UK: Building Value For The Sale Of Your Company

Last Updated: 22 October 2012

If you are thinking of selling your company during the next few years, there are several things you should be doing now if you want to get the best possible price.

1. Build the niche

All buyers of companies look for the seller who has carved out a powerful niche in which to do business. The focused niche player has strong margins, is more profitable, and has greater barriers to competitive entry.

A+ companies have overall profitability in the range of 18%-plus, as a percentage of sales, and sometimes go as high as 25% or 30%. They are often dominant players selling their products in their particular focused market, and they usually offer some products no one else does.

They typically have a defined business category that they understand well, and this gives them the ability to be first with the changing technologies and trends deemed desirable in their business segment.

The better you understand your customers, and the products that attract them, the easier it becomes to service that solid niche presence in your marketplace.

2. Build a financial track record

Buyers look closely at financial history in assessing value. They look for strong profitability, steadiness of progress over recent time periods, and solidity of fundamental balance sheet.

The more you can keep costs well controlled and profits growing, the better. It is easy in the mature company to become increasingly complacent about cost control. To stay in that A+ category requires ever-vigilant focus upon improving profitability.

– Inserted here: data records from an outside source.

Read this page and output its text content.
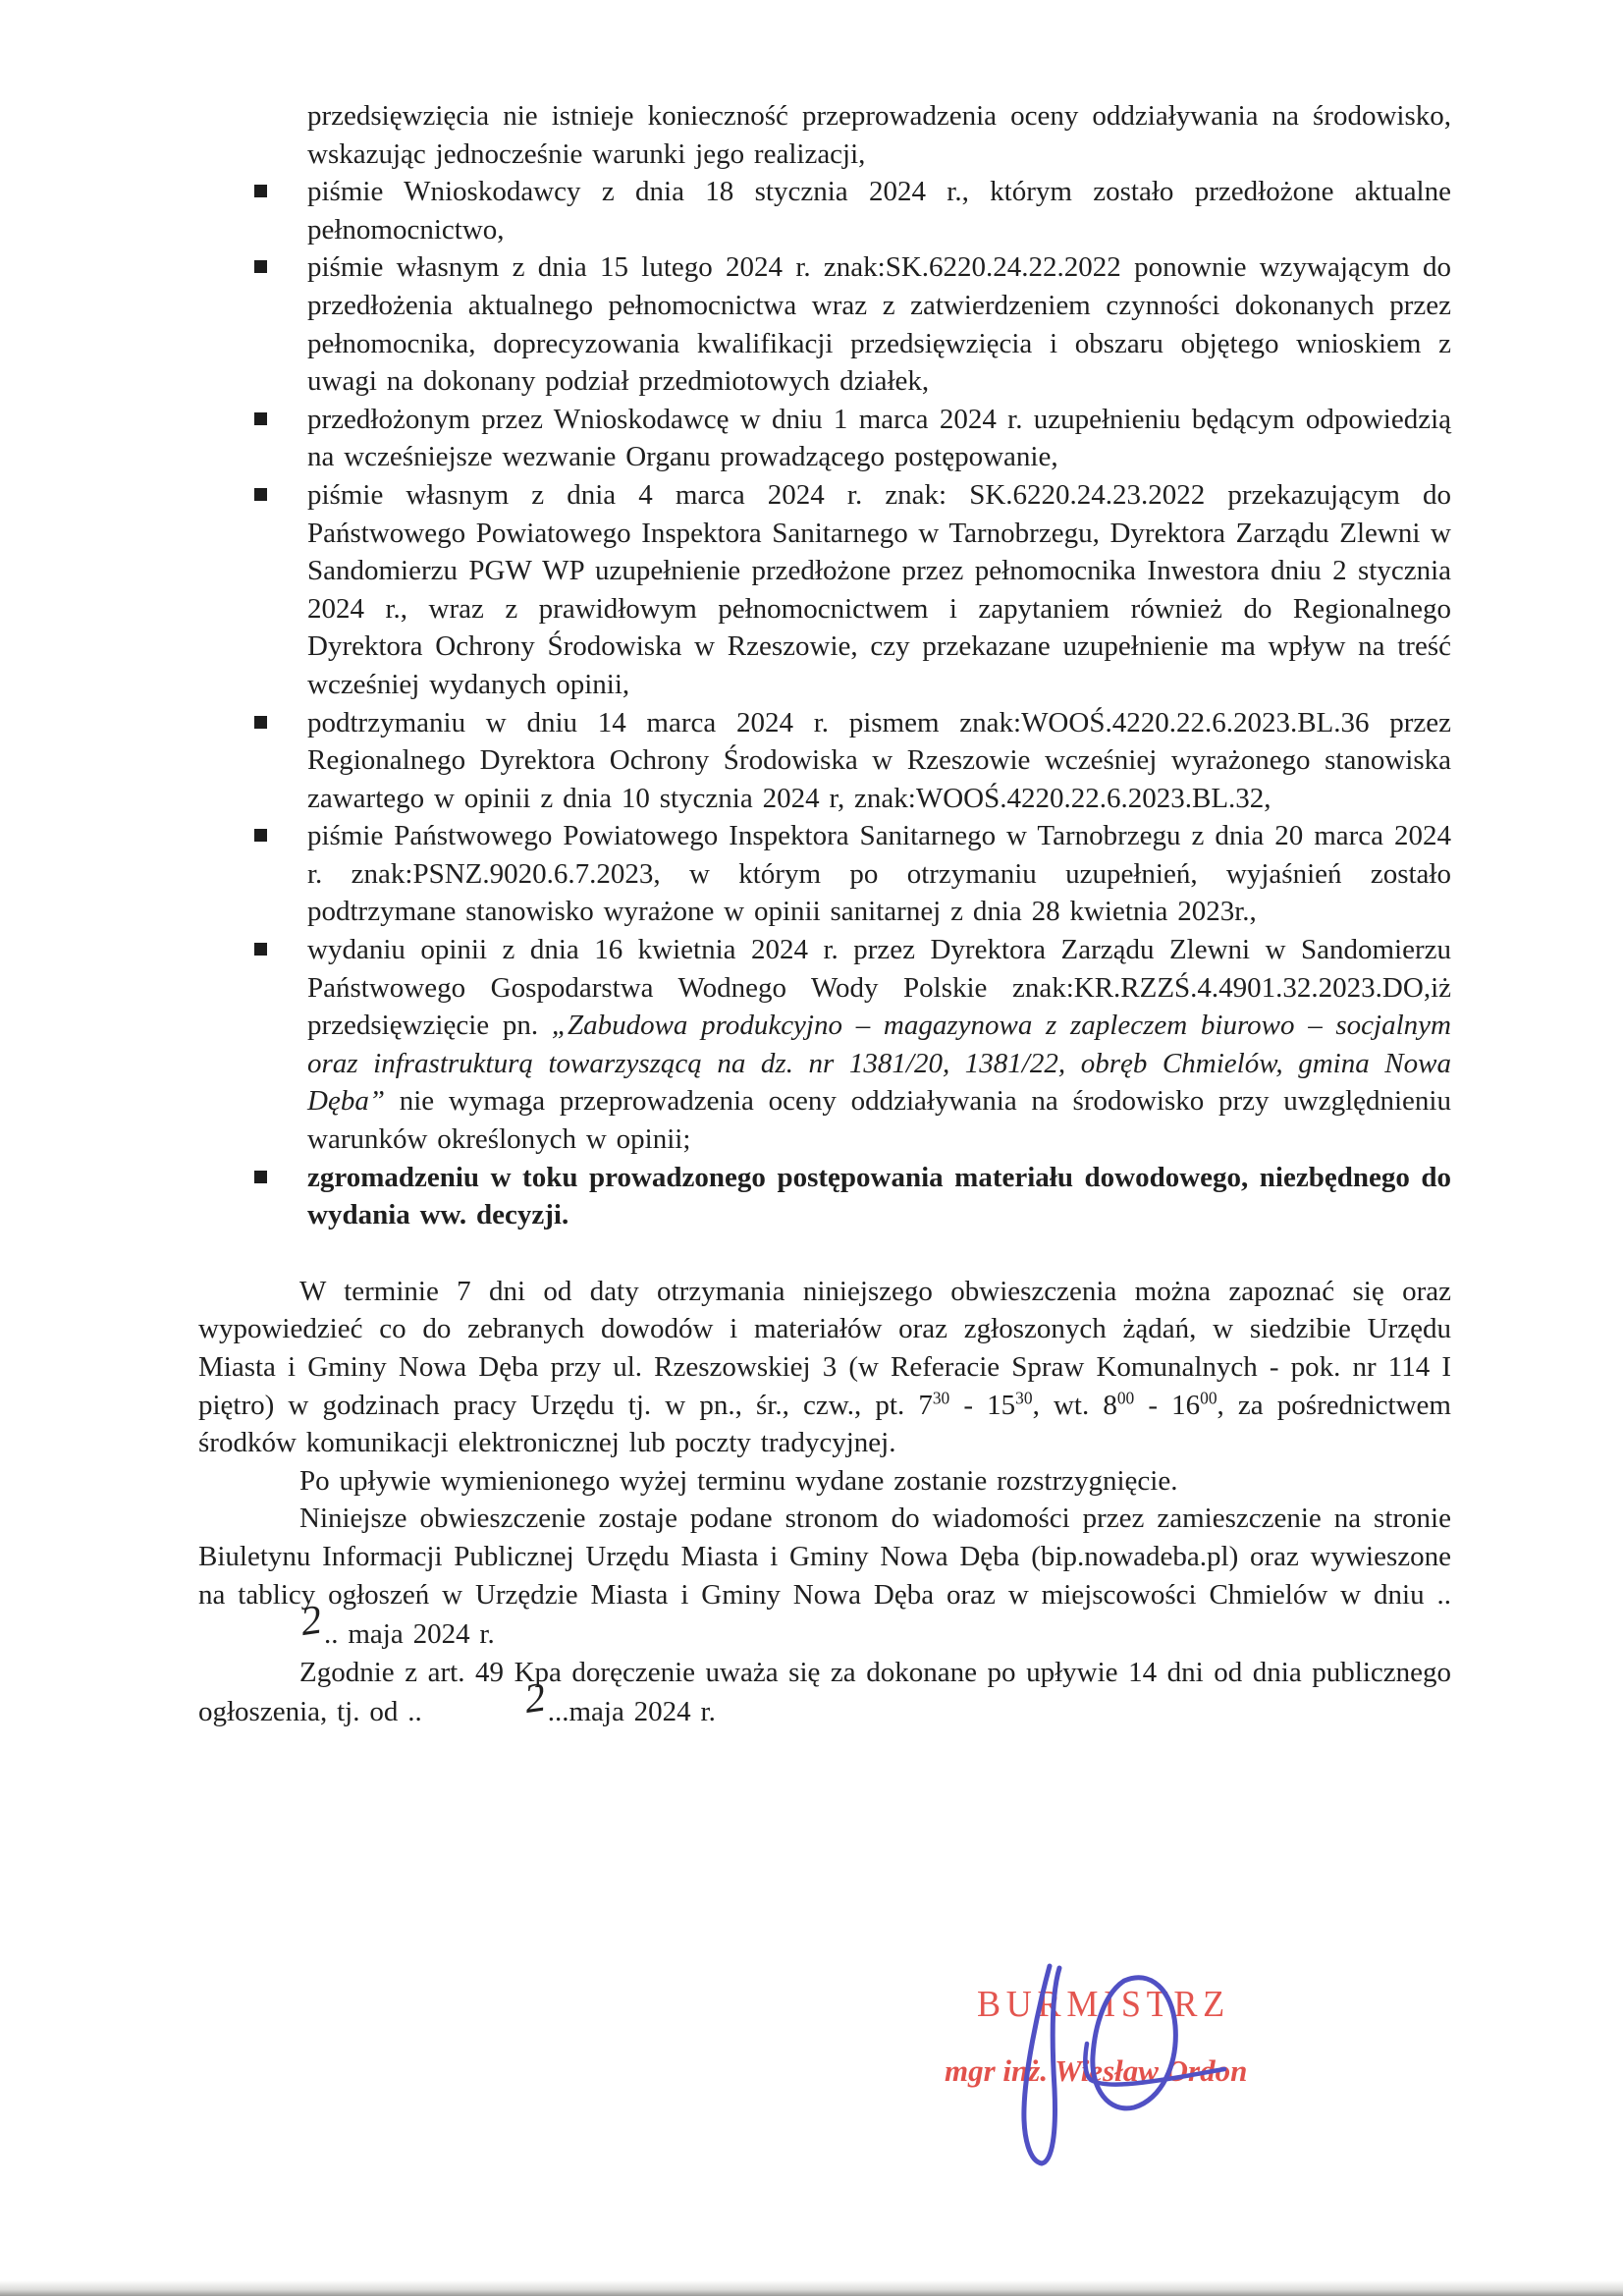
przedsięwzięcia nie istnieje konieczność przeprowadzenia oceny oddziaływania na środowisko, wskazując jednocześnie warunki jego realizacji,

piśmie Wnioskodawcy z dnia 18 stycznia 2024 r., którym zostało przedłożone aktualne pełnomocnictwo,
piśmie własnym z dnia 15 lutego 2024 r. znak:SK.6220.24.22.2022 ponownie wzywającym do przedłożenia aktualnego pełnomocnictwa wraz z zatwierdzeniem czynności dokonanych przez pełnomocnika, doprecyzowania kwalifikacji przedsięwzięcia i obszaru objętego wnioskiem z uwagi na dokonany podział przedmiotowych działek,
przedłożonym przez Wnioskodawcę w dniu 1 marca 2024 r. uzupełnieniu będącym odpowiedzią na wcześniejsze wezwanie Organu prowadzącego postępowanie,
piśmie własnym z dnia 4 marca 2024 r. znak: SK.6220.24.23.2022 przekazującym do Państwowego Powiatowego Inspektora Sanitarnego w Tarnobrzegu, Dyrektora Zarządu Zlewni w Sandomierzu PGW WP uzupełnienie przedłożone przez pełnomocnika Inwestora dniu 2 stycznia 2024 r., wraz z prawidłowym pełnomocnictwem i zapytaniem również do Regionalnego Dyrektora Ochrony Środowiska w Rzeszowie, czy przekazane uzupełnienie ma wpływ na treść wcześniej wydanych opinii,
podtrzymaniu w dniu 14 marca 2024 r. pismem znak:WOOŚ.4220.22.6.2023.BL.36 przez Regionalnego Dyrektora Ochrony Środowiska w Rzeszowie wcześniej wyrażonego stanowiska zawartego w opinii z dnia 10 stycznia 2024 r, znak:WOOŚ.4220.22.6.2023.BL.32,
piśmie Państwowego Powiatowego Inspektora Sanitarnego w Tarnobrzegu z dnia 20 marca 2024 r. znak:PSNZ.9020.6.7.2023, w którym po otrzymaniu uzupełnień, wyjaśnień zostało podtrzymane stanowisko wyrażone w opinii sanitarnej z dnia 28 kwietnia 2023r.,
wydaniu opinii z dnia 16 kwietnia 2024 r. przez Dyrektora Zarządu Zlewni w Sandomierzu Państwowego Gospodarstwa Wodnego Wody Polskie znak:KR.RZZŚ.4.4901.32.2023.DO,iż przedsięwzięcie pn. „Zabudowa produkcyjno – magazynowa z zapleczem biurowo – socjalnym oraz infrastrukturą towarzyszącą na dz. nr 1381/20, 1381/22, obręb Chmielów, gmina Nowa Dęba” nie wymaga przeprowadzenia oceny oddziaływania na środowisko przy uwzględnieniu warunków określonych w opinii;
zgromadzeniu w toku prowadzonego postępowania materiału dowodowego, niezbędnego do wydania ww. decyzji.

W terminie 7 dni od daty otrzymania niniejszego obwieszczenia można zapoznać się oraz wypowiedzieć co do zebranych dowodów i materiałów oraz zgłoszonych żądań, w siedzibie Urzędu Miasta i Gminy Nowa Dęba przy ul. Rzeszowskiej 3 (w Referacie Spraw Komunalnych - pok. nr 114 I piętro) w godzinach pracy Urzędu tj. w pn., śr., czw., pt. $7^{30} - 15^{30}$, wt. $8^{00} - 16^{00}$, za pośrednictwem środków komunikacji elektronicznej lub poczty tradycyjnej.

Po upływie wymienionego wyżej terminu wydane zostanie rozstrzygnięcie.

Niniejsze obwieszczenie zostaje podane stronom do wiadomości przez zamieszczenie na stronie Biuletynu Informacji Publicznej Urzędu Miasta i Gminy Nowa Dęba (bip.nowadeba.pl) oraz wywieszone na tablicy ogłoszeń w Urzędzie Miasta i Gminy Nowa Dęba oraz w miejscowości Chmielów w dniu ..2.. maja 2024 r.

Zgodnie z art. 49 Kpa doręczenie uważa się za dokonane po upływie 14 dni od dnia publicznego ogłoszenia, tj. od .. 2...maja 2024 r.

BURMISTRZ
mgr inż. Wiesław Ordon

Also, as you build, your plans should include steady and fairly aggressive pay-down of debt. Most buyers, when they pay a multiple of cash flow, generally begin with a cash flow definition known as EBITDA (earnings before interest, taxes, and depreciation allowance), less normal recurring Cap X (capital expenditure requirements).

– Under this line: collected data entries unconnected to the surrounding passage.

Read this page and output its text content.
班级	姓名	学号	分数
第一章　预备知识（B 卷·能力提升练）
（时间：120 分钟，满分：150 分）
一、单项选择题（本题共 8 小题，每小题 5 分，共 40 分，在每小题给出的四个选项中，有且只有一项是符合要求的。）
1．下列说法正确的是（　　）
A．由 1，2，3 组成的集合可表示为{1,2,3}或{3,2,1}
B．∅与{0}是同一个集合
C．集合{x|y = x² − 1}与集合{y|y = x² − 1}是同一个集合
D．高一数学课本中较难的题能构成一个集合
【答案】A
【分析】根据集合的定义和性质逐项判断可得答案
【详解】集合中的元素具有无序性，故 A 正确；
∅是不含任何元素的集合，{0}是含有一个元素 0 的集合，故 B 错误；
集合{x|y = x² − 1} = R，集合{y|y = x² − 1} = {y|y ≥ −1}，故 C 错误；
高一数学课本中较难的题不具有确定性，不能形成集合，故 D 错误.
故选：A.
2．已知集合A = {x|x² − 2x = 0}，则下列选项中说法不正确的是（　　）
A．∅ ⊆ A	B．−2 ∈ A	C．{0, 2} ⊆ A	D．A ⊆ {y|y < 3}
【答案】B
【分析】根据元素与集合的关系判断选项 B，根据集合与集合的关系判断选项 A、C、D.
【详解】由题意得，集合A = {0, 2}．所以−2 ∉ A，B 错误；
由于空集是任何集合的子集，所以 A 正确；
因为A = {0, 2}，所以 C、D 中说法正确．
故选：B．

The amount they pay is what they expect to pay for a normal mix of assets and liabilities, excluding interest-bearing debt. Excess cash on the balance sheet can typically be added to the price.

Thus, the truly healthy company, with minimal debt and/or strong cash, is highly reassuring to buyers, and generates strong confidence quickly.

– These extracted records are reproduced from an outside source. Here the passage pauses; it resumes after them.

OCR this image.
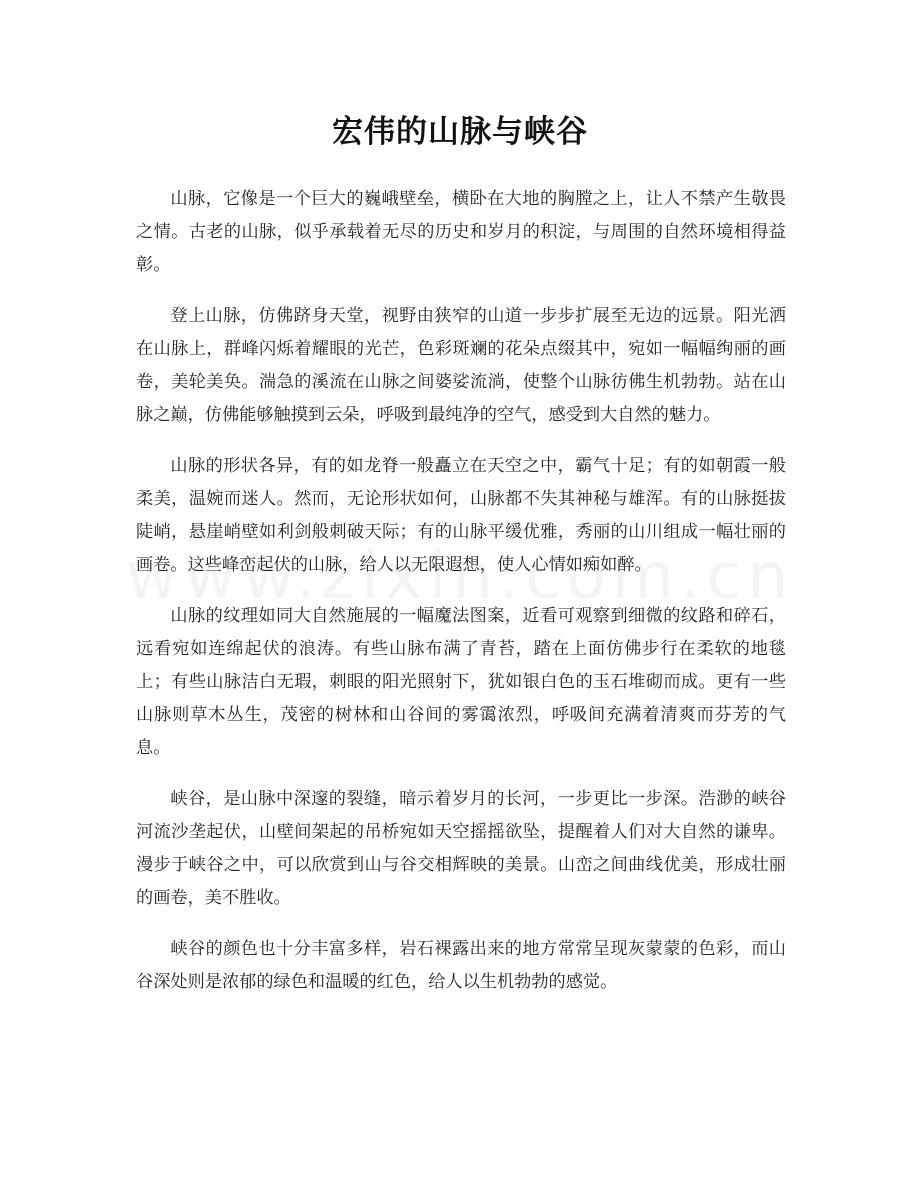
宏伟的山脉与峡谷

山脉，它像是一个巨大的巍峨壁垒，横卧在大地的胸膛之上，让人不禁产生敬畏之情。古老的山脉，似乎承载着无尽的历史和岁月的积淀，与周围的自然环境相得益彰。

登上山脉，仿佛跻身天堂，视野由狭窄的山道一步步扩展至无边的远景。阳光洒在山脉上，群峰闪烁着耀眼的光芒，色彩斑斓的花朵点缀其中，宛如一幅幅绚丽的画卷，美轮美奂。湍急的溪流在山脉之间婆娑流淌，使整个山脉彷佛生机勃勃。站在山脉之巅，仿佛能够触摸到云朵，呼吸到最纯净的空气，感受到大自然的魅力。

山脉的形状各异，有的如龙脊一般矗立在天空之中，霸气十足；有的如朝霞一般柔美，温婉而迷人。然而，无论形状如何，山脉都不失其神秘与雄浑。有的山脉挺拔陡峭，悬崖峭壁如利剑般刺破天际；有的山脉平缓优雅，秀丽的山川组成一幅壮丽的画卷。这些峰峦起伏的山脉，给人以无限遐想，使人心情如痴如醉。

山脉的纹理如同大自然施展的一幅魔法图案，近看可观察到细微的纹路和碎石，远看宛如连绵起伏的浪涛。有些山脉布满了青苔，踏在上面仿佛步行在柔软的地毯上；有些山脉洁白无瑕，刺眼的阳光照射下，犹如银白色的玉石堆砌而成。更有一些山脉则草木丛生，茂密的树林和山谷间的雾霭浓烈，呼吸间充满着清爽而芬芳的气息。

峡谷，是山脉中深邃的裂缝，暗示着岁月的长河，一步更比一步深。浩渺的峡谷河流沙垄起伏，山壁间架起的吊桥宛如天空摇摇欲坠，提醒着人们对大自然的谦卑。漫步于峡谷之中，可以欣赏到山与谷交相辉映的美景。山峦之间曲线优美，形成壮丽的画卷，美不胜收。

峡谷的颜色也十分丰富多样，岩石裸露出来的地方常常呈现灰蒙蒙的色彩，而山谷深处则是浓郁的绿色和温暖的红色，给人以生机勃勃的感觉。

3. Understand growth potential

When analysing a client seller, we commonly begin with a SWOT analysis (strengths, weaknesses, opportunities, threats). To optimise strengths, one element of the "attractiveness" analysis is measurement of the size of your primary customer segment – both size today and possible size of future growth. Even the best niche market in the world, if its total potential size is tiny, is not very attractive.

As you begin to see weaknesses in the market road ahead, look for possible replacement segments in emerging new markets. Analyse the forward prognosis in demographics and retail trends, and in every other bit of information you can glean, to give you glimpses of the possible future.

4. Secure the intangibles

Intangible assets enhance value. The most obvious intangibles relate to patented products, or products subject to exclusive supply agreements. As your market presence and distribution networks become increasingly powerful, it gets easier to command exclusivity in sourcing the product.

Trade names and trademarks create value. Be diligent about the legal maintenance of such intangibles.

An equally important – but often neglected – intangible asset is key people. Non-compete agreements may not prevent you from losing good talent, but they can prevent key people from walking out with a head start in the form of business taken from you, as a former employer.

A firm, long-lasting non-compete agreement for top management is something that needs to be in place, as a matter of course, well in advance of consideration of sale. If non-compete agreements are put in place immediately prior to sale, employees are likely to resent the change and feel unfairly treated by both the exiting seller and the new corporate buyer.

5. Do your housekeeping

"Housekeeping" means:

  • maintaining clean financial records, with annual audits or reviews by an outside accountancy firm
  • having defensible tax positions – nothing outrageously risky or "on the edge"
  • having clean environmental and safety records
  • complying with governmental rules and regulations
  • fully and properly adhering to rules for taxes.

All of these areas and more will be reviewed in depth by an incoming buyer, and major uncertainties or exposures will show.

Additionally, any buyer paying an aggressive price will expect the seller to make certain representations and warranties about the condition of the company being sold. The seller need not make representations and warranties about the future in any way, except that he will need to say that he has fairly disclosed known threats and claims. He will also have to attest that he has told the truth and has not misled the buyer intentionally.

Positioning for the future

You can build into your plans the mechanisms to enhance the value of your company. By doing so, you ensure that your company will be worth more in the future, and you increase its stability and security right now. You make your employees safer, in that they will be more desirable to a future buyer of the premium company. The outcome can be the best possible for everyone.

The content of this article is intended to provide a general guide to the subject matter. Specialist advice should be sought about your specific circumstances.